En medio de un vaivén de fiestas en barcos y cenas con copa y canapé, la película sitúa el conflicto en la forma de mirarse, de aprender y desaprenderse en dos chicas de la misma edad, pero de orígenes y clase social opuesta, que se hacen amigas a pesar de los prejuicios y contra todo pronóstico. Al final del metraje, se enfrentarán a la cruda realidad: el destino les tenía preparado un bando inevitable en la guerra de la vida.
De las relaciones humanas, de tener hijos y aun así querer aferrarse a la juventud, y de la búsqueda de la transgresión y la modernidad en lugares insospechados habló la película serbia Celts (Kelti, Milica Tomovic, 2021). Es una propuesta sorprendente, sobre todo para los ojos de los europeos del sur, pues se trata de una comedia fresca, de enredos y personajes ruidosos, con una fiesta de cumpleaños en su trama central que nada tiene que envidiar a un guateque español, italiano o griego. La visión que ofrece de la Serbia de los años 90 es, por un lado, la de un lugar deprimido, decadente y gris, pero, por otro, la de una sociedad que, como cualquier otra, tiene una juventud con ansias de apertura, modernidad y progreso, que lucha por salir adelante y vivir su propia revolución desde el disfrute, el ocio y la borrachera, el beber y el tener sexo y el hablar de literatura.
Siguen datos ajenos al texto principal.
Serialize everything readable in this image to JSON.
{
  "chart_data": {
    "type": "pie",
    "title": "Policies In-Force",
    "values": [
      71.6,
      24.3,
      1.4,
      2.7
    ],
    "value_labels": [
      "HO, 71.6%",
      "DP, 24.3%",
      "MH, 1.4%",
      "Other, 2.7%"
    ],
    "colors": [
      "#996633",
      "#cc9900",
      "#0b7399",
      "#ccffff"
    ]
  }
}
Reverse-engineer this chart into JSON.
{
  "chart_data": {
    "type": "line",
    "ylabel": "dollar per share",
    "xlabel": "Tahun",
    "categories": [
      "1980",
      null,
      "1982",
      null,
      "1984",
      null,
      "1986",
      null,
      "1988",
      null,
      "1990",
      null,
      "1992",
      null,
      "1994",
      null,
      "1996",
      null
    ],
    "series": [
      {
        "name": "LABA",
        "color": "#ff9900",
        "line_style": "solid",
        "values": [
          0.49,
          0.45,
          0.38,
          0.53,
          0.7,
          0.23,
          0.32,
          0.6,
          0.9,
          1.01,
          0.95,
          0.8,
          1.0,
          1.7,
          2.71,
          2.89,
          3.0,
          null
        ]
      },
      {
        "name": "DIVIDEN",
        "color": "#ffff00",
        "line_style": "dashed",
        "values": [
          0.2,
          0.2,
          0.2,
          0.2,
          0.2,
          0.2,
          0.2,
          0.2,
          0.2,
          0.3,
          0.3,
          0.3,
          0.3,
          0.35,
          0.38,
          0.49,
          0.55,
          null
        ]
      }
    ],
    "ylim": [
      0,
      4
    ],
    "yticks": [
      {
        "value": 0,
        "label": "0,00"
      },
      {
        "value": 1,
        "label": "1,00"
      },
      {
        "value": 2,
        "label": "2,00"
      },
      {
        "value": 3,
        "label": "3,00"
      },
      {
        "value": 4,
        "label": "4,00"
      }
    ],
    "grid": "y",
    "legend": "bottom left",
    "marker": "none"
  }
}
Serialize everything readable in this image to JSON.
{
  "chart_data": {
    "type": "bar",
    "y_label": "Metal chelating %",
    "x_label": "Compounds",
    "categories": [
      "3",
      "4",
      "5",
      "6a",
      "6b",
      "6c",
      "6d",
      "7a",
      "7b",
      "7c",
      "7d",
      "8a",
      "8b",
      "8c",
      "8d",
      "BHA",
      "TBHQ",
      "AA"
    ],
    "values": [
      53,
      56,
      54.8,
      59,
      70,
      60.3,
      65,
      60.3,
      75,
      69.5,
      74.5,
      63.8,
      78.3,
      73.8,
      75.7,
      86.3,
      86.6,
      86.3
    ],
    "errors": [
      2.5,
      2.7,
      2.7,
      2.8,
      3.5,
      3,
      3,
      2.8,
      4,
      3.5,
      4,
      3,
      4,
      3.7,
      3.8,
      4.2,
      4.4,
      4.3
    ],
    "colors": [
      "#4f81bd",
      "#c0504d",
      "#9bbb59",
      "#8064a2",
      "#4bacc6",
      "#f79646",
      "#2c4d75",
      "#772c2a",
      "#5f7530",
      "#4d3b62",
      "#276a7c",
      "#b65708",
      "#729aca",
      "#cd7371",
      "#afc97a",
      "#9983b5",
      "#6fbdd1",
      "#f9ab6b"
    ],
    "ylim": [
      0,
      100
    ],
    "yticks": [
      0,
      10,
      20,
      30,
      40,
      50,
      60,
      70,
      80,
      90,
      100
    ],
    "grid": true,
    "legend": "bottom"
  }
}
De esta manera, lo que empieza siendo un film sobre una familia convencional, termina siendo un encuentro entre amigos culturetas abiertos a la diversidad sexual, que disfrutan y se emborrachan y discuten y se reconcilian mientras abajo sus hijos esperan que llegue la tarta de cumpleaños.
Como último apunte, cabe destacar la presencia de la animación en la sección de cortometrajes del festival. En Bad Seeds (Mauvaises herbes, Claude Cloutier, 2020), dos plantas carnívoras tienen una absurda pelea, en la que se adoptan todo tipo de animales, figuras y personajes históricos (incluidos Hitler y Stalin), en una pugna surrealista por la supervivencia con un final inesperado, agridulce y certero.
En la triste y honesta The Hangman at Home (íd., Michelle Kranot y Uri Kranot, 2020) se entrecruzan las guerras bélicas con las luchas interiores, donde personas al borde del colapso miran al abismo desde sus habitaciones, reponen agua para las flores de sus madres enfermas, queman sus últimos libros antes de la partida o buscan un descanso agonizante entre los escombros y la muerte.
Otra gran obra de animación vino desde España, con propuesta digital The Windshield Wiper (íd., Alberto Mielgo, 2021), una oda al amor y al beso. Y todo un trabajo, como el de Clara Roquet, de atrapar la luz, domarla y hacerla brillar en un arcoíris estimulante, innovador y lleno de humanidad.